I am not usually brave in taking portraits of strangers because of the usual fear of confrontation. But whenever I feel that my action will not result to any untoward scenario, I do manage to summon the courage to point my camera to a complete stranger and click the shutter. Here are five of my favorites.
A couple of analogue buddies and I went for a lomowalk in a fishing village in the city of Paranaque last year. When we got to the final spot, we found a child sitting on a wooden foot bridge. Knowing that a child will show little resistance from being photographed, I decided to approach him. In order to do that, I had tread the narrow wooden bridge, which seemed so fragile. By the time I realize that there is a good chance that I will fall off the foot bridge, I was almost at a suitable distance to take the portrait of the kid. I gathered the courage and proceeded a few steps more. With a smile I gestured to the child that i want to take his photo. I just took his silence as a sign agreement. I crouched and press the shutter.
This next photo was taken during another lomowalk. We passed by a beggar on the street (although I was not really sure). Her face was wrinkled and weary as she was standing against a brick wall. She looks as though she could not do any harm, so projectsnap and I gestured, and took her photo, resulting to this portrait. She looks part awkward and part confused. We gave her 40 pesos, as though we were paying a model of sort.
This photo is what I consider as my first best Lomograph. It was summer; my friends and I went to Subic, Olongapo, to unwind in a resort. On the beach, I saw a Japanese family enjoying themselves with the sun and the waves. A little girl in a bright red top, holding on to her sandwich caught my attention. I wanted to take a photo of her, but knowing that she was with her parents, I knew that I had to ask for permission first. The Filipino that I am of course did not know any Japanese except perhaps for “sayonara” or “moshi moshi san!” As soon as her mother looked my way, I beamed a smile at her and with a subtle gesture of raising my camera, I got her approval! I only took one shot, as I did not want to be too imposing, nor did I want to make the girl feel more awkward that she already was.

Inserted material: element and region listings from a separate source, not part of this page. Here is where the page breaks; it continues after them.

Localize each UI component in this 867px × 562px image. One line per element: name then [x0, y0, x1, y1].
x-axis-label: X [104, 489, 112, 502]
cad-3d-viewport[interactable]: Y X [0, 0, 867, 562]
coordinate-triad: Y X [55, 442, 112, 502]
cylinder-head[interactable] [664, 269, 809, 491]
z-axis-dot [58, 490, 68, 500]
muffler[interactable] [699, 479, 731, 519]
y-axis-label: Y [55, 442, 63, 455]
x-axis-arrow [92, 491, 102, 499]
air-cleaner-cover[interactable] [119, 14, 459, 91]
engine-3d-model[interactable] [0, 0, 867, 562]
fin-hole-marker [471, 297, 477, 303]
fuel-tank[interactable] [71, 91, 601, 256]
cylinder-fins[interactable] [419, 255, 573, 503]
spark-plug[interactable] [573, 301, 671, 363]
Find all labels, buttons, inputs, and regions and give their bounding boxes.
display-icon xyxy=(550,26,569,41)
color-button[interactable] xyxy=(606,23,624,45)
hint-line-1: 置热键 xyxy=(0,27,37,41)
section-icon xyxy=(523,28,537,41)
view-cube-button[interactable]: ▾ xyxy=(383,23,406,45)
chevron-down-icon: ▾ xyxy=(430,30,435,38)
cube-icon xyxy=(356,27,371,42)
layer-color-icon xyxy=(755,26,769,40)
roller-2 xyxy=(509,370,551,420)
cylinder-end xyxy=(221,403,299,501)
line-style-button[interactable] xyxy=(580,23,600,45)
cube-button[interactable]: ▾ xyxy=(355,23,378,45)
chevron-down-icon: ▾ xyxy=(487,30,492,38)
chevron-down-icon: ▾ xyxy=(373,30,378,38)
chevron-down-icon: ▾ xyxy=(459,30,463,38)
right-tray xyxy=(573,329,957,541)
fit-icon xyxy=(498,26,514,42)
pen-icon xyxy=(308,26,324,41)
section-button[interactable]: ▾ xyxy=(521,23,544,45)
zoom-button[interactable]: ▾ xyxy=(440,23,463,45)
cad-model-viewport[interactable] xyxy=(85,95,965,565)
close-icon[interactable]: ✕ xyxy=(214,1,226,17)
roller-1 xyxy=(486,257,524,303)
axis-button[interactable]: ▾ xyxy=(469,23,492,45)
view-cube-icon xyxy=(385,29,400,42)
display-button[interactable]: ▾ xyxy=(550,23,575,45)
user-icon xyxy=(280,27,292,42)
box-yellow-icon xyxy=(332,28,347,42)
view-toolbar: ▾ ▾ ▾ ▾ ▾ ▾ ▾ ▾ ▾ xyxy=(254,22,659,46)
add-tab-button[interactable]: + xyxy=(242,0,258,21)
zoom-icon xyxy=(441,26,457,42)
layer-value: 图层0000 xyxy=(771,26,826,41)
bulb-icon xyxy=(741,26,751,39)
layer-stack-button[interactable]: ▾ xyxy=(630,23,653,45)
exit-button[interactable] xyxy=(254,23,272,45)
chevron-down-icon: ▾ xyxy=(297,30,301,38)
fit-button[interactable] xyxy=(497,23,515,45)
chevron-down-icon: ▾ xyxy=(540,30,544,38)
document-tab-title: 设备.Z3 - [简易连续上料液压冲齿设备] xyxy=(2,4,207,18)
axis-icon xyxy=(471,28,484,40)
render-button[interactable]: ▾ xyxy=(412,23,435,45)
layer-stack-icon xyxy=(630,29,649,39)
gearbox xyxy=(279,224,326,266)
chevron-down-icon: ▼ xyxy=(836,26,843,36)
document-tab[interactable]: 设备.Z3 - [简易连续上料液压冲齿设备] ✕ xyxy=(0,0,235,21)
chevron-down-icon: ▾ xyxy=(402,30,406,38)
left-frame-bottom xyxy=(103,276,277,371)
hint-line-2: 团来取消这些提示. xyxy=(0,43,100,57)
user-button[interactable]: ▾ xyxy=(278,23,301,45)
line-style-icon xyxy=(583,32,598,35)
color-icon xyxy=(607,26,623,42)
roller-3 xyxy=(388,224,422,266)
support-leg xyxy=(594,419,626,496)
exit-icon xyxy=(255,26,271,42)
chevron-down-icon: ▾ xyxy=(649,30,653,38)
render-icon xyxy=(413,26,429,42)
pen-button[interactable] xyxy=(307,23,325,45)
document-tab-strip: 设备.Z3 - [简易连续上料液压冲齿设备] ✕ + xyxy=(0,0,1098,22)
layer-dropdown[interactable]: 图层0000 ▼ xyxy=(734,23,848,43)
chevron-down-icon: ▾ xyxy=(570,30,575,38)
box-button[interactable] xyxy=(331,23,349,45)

I once rode a bus along Taft Avenue. I noticed in the adjacent bus were two foreigners. I could tell if they were a couple or co-workers, because they are not sitting beside each other. But perhaps that’s only because the bus was almost empty. I was thinking as to why they are here Philippines. More than that, why are they in a non-aircon bus? Since I brought my camera, I thought of taking a pictures of them. As I was in the act of peeking through the viewfinder, one of them glanced at me. I quickly hid the camera for the fear that they might get annoyed. But to my surprise the woman smiled and took her camera and gestured as though she was gonna take a photo of me. Because of this, I took as my camera out again; we simultaneously too each others portraits. They laughed and gave me a thumbs up. I gladly returned the gesture.
This last photo is my favorite portrait of a stranger. I took this during my second visit to Sagada. If you have ever been there, you’d know for a fact that locals are not necessarily fond of been photographed by tourists. They are just not used to it. As I was walking back to you place, I saw what assumed were father and son. As I was passing by them, I courteously asked permission to take their photograph, knowing that I will certainly be denied. The father hesitated for a slip-second, but to my surprise, agreed to my request.
How I wish I have a way to find these strangers again, so that I may give them a copy of their portraits.